The lens. I am really impressed with it. I have ZUIKO 14-54mm F2.8-3.5 MkvI and ZUIKO 50-200mm F2.8-3.5 SWD, and I also used several Olympus kit lenses in the past, so my experience with lenses is limited. The feel and the build quality of Fujinon XF18-55mmF2.8-4 R LM OIS is just superb. It is very solid. But I need to get used to the aperture ring located close to the camera body, not near the front element. I also replaced the Fuji cap with cheap cap with a thread: the zoom is the only lens I have at the moment.

Handling.  With the XF18-55mm attached the X-E1 requires two hands. The whole combo is small enough to sit comfortable in the left hand. The camera uses 4:3 rear screen, so the whole preview "frame" is visible with the information display enabled (it still has metering thing, but the "info" panel does not overlap the preview).

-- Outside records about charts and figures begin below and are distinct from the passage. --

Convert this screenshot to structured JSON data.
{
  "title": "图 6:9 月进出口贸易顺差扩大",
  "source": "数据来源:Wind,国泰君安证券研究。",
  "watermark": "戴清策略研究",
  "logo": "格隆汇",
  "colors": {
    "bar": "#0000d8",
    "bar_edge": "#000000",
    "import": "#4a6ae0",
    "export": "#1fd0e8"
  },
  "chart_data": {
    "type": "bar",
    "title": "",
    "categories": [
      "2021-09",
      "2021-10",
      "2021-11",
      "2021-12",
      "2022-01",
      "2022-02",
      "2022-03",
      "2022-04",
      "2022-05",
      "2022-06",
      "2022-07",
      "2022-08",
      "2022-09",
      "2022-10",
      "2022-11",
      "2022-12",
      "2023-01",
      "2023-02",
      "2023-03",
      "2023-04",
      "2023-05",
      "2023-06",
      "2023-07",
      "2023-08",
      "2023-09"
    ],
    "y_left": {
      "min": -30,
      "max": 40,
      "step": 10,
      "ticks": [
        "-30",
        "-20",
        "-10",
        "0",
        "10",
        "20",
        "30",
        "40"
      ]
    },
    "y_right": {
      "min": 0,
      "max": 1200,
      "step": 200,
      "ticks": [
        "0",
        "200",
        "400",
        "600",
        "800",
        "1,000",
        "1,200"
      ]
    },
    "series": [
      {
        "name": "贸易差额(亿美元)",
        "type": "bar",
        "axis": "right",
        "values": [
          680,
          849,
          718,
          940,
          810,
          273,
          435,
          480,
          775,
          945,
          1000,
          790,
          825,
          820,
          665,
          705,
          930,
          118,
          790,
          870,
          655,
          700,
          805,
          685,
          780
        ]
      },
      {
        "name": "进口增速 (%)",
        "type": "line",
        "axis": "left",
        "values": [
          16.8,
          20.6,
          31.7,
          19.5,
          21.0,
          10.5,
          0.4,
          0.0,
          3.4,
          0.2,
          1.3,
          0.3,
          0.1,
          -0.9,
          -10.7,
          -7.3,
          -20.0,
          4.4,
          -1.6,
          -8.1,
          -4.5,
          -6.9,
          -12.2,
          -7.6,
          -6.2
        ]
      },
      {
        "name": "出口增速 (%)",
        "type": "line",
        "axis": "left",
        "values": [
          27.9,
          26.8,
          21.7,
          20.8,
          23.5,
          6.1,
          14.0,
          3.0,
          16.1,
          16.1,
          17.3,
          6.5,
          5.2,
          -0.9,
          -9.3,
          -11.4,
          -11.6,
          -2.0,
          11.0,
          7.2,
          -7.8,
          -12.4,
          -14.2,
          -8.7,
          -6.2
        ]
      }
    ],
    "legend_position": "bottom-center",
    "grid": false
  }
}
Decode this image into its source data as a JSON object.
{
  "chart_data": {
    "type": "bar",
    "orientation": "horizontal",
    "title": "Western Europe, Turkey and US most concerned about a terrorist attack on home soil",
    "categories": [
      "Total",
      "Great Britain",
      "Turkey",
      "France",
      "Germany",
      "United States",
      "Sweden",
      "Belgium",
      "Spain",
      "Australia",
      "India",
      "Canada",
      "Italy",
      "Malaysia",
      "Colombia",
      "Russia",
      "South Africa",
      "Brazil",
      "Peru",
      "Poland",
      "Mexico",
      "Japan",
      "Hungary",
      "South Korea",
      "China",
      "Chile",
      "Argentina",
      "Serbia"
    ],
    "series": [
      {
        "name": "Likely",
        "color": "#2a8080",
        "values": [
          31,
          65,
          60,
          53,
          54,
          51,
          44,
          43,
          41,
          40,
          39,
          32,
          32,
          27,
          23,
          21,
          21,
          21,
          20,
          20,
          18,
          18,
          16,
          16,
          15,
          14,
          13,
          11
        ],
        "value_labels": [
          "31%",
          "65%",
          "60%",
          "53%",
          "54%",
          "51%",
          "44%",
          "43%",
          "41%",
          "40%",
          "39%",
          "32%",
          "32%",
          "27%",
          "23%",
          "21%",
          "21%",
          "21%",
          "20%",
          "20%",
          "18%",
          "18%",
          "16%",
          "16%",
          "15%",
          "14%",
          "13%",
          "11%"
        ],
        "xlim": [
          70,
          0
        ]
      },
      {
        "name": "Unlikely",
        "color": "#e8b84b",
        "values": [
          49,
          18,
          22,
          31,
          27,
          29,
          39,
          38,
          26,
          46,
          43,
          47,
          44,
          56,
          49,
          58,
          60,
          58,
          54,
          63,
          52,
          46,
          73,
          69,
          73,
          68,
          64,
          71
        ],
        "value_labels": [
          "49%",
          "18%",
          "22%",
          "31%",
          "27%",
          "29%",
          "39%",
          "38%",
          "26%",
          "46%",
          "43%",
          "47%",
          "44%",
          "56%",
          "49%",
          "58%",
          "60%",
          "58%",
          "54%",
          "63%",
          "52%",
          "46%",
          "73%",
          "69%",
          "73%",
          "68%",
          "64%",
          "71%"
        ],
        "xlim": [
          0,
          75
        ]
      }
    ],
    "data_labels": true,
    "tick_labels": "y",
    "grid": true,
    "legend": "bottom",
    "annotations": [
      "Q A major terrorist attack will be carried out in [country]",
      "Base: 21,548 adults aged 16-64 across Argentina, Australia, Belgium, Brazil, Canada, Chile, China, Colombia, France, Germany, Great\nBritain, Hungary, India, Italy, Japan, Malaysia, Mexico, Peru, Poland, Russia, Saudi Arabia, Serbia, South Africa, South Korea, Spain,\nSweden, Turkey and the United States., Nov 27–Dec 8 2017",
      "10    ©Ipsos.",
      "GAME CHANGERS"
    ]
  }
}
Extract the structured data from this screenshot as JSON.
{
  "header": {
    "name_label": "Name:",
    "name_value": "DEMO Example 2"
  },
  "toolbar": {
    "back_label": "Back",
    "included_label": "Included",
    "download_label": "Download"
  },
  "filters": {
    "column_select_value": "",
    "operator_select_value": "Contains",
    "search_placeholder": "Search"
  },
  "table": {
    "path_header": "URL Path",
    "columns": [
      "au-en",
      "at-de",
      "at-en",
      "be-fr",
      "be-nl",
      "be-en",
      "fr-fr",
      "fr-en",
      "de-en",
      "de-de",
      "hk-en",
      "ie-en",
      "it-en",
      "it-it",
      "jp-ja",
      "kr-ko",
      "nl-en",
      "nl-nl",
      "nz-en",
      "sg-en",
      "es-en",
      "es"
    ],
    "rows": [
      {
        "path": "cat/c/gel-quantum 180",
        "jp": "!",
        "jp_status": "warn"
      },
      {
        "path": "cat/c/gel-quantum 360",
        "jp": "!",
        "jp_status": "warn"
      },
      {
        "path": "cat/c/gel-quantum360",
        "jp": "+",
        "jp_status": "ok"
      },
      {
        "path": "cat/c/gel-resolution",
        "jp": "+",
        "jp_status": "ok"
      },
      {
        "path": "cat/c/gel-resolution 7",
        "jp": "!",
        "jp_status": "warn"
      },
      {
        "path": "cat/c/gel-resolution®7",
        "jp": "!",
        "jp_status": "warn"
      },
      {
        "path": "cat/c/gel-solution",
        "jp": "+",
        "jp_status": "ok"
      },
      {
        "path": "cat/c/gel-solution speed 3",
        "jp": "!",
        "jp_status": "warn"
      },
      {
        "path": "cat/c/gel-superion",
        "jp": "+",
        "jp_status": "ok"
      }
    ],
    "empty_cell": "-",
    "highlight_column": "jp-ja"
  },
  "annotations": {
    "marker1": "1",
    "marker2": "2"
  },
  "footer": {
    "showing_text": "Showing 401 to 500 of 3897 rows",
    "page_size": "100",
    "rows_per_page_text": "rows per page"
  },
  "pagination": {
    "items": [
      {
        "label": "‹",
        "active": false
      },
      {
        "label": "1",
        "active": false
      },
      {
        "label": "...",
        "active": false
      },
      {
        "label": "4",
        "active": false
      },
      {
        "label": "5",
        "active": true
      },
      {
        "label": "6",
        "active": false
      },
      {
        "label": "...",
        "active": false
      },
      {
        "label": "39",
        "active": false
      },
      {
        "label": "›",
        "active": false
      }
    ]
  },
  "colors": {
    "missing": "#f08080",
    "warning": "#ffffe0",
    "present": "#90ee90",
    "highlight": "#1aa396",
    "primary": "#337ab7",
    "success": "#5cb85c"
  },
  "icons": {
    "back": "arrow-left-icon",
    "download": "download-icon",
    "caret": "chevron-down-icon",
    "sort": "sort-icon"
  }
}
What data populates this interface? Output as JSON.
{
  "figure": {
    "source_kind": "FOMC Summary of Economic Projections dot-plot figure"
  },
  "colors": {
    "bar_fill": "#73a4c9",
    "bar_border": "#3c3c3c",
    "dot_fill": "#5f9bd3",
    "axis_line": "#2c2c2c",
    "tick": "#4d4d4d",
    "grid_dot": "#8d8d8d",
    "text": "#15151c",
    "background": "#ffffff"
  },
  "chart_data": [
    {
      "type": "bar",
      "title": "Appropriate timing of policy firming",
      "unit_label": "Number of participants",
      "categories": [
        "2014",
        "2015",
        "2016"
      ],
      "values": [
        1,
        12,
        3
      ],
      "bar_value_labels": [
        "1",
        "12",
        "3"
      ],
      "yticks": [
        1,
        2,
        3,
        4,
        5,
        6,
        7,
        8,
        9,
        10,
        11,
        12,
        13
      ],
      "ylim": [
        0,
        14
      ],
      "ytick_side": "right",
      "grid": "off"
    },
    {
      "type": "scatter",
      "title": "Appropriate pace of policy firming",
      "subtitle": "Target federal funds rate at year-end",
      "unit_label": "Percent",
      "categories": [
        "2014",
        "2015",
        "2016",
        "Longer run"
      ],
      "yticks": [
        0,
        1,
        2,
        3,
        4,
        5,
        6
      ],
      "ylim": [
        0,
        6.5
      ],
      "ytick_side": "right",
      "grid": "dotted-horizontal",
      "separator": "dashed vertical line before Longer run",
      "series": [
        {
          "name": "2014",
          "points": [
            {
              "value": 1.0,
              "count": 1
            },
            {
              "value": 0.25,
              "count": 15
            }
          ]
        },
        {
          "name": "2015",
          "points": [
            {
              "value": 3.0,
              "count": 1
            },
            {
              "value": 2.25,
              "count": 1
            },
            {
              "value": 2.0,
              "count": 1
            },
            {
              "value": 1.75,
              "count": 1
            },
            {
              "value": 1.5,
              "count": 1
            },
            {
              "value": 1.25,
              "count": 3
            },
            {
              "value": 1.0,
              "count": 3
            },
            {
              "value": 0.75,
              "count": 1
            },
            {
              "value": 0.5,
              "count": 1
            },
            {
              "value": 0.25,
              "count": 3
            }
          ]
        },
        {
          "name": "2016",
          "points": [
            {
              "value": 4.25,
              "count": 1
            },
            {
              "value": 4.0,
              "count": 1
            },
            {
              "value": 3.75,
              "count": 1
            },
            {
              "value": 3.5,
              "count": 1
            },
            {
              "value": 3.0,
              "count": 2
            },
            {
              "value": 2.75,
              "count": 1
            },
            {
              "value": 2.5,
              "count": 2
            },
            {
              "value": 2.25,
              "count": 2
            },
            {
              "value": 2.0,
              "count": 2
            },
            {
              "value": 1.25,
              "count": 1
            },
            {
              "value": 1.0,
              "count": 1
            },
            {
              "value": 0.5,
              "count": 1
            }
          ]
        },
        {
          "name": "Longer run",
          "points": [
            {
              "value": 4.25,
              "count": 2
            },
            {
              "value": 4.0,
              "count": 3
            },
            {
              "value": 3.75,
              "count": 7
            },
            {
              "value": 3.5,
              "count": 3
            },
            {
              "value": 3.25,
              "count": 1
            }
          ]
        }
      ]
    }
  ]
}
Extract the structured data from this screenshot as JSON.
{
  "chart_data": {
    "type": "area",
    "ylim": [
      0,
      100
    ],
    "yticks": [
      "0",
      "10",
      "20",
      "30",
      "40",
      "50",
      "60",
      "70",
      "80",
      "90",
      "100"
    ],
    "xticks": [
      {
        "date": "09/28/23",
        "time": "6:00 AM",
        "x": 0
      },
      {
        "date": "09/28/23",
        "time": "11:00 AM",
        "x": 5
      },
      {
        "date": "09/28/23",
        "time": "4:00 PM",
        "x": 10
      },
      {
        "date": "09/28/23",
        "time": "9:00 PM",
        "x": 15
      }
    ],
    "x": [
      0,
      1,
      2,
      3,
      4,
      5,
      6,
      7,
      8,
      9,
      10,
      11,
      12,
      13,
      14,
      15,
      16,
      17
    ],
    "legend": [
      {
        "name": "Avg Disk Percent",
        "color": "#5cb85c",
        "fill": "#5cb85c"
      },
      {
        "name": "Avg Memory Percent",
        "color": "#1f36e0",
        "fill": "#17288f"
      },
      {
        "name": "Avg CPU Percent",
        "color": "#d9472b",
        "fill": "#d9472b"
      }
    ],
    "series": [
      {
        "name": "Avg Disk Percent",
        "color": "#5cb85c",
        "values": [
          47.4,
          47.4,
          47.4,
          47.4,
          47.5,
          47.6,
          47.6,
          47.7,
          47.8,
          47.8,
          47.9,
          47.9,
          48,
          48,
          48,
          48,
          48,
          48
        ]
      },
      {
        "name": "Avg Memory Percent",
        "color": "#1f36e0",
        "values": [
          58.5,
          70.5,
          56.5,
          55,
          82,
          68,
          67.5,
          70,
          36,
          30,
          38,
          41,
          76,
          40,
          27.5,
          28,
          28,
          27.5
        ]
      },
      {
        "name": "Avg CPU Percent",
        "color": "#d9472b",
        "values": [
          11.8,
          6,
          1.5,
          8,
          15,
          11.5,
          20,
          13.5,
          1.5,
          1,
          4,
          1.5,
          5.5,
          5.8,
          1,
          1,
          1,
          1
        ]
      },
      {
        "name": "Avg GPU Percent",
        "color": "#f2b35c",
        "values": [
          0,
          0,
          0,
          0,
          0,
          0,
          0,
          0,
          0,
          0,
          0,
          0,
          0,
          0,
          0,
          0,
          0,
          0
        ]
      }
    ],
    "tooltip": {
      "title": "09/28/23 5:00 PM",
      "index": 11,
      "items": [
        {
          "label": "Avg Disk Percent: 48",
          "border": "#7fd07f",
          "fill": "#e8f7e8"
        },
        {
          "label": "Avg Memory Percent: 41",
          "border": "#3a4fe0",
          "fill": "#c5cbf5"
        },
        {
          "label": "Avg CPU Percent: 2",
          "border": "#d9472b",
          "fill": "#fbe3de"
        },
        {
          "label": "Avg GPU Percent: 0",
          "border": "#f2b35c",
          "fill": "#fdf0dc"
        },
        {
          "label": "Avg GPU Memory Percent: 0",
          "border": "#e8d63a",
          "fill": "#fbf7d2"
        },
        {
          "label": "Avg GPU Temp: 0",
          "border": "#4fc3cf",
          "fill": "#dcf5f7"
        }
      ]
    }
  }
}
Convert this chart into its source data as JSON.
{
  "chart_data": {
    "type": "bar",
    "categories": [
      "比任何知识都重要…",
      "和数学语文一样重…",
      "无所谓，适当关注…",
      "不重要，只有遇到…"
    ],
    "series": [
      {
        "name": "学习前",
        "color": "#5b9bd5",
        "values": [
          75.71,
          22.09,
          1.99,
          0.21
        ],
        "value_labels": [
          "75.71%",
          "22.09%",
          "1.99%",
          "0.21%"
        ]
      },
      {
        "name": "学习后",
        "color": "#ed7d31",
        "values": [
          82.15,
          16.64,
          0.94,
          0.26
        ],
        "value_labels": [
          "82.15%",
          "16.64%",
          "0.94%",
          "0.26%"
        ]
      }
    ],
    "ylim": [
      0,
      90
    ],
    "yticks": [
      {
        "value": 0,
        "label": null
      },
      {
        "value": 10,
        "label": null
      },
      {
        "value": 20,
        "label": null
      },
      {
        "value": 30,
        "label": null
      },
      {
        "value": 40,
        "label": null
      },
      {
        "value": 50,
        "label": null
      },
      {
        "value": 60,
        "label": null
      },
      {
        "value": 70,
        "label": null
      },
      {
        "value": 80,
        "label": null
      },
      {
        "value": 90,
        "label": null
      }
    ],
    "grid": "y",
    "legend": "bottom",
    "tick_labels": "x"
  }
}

On Fuji X10 the lower part of the preview is obscured with the metering scale. 

Things to be aware of. Sound of shutter. It is _not_ a silent camera in contrast to Fuji X10. The camera also produces some faint noise. I cannot figure out if it comes from the lens or the body. It is not annoying by any means, but it is there. Switching off OIS in lens, or setting up OIS to Shooting only, or disabling horizon level - nothing of this affects the noise.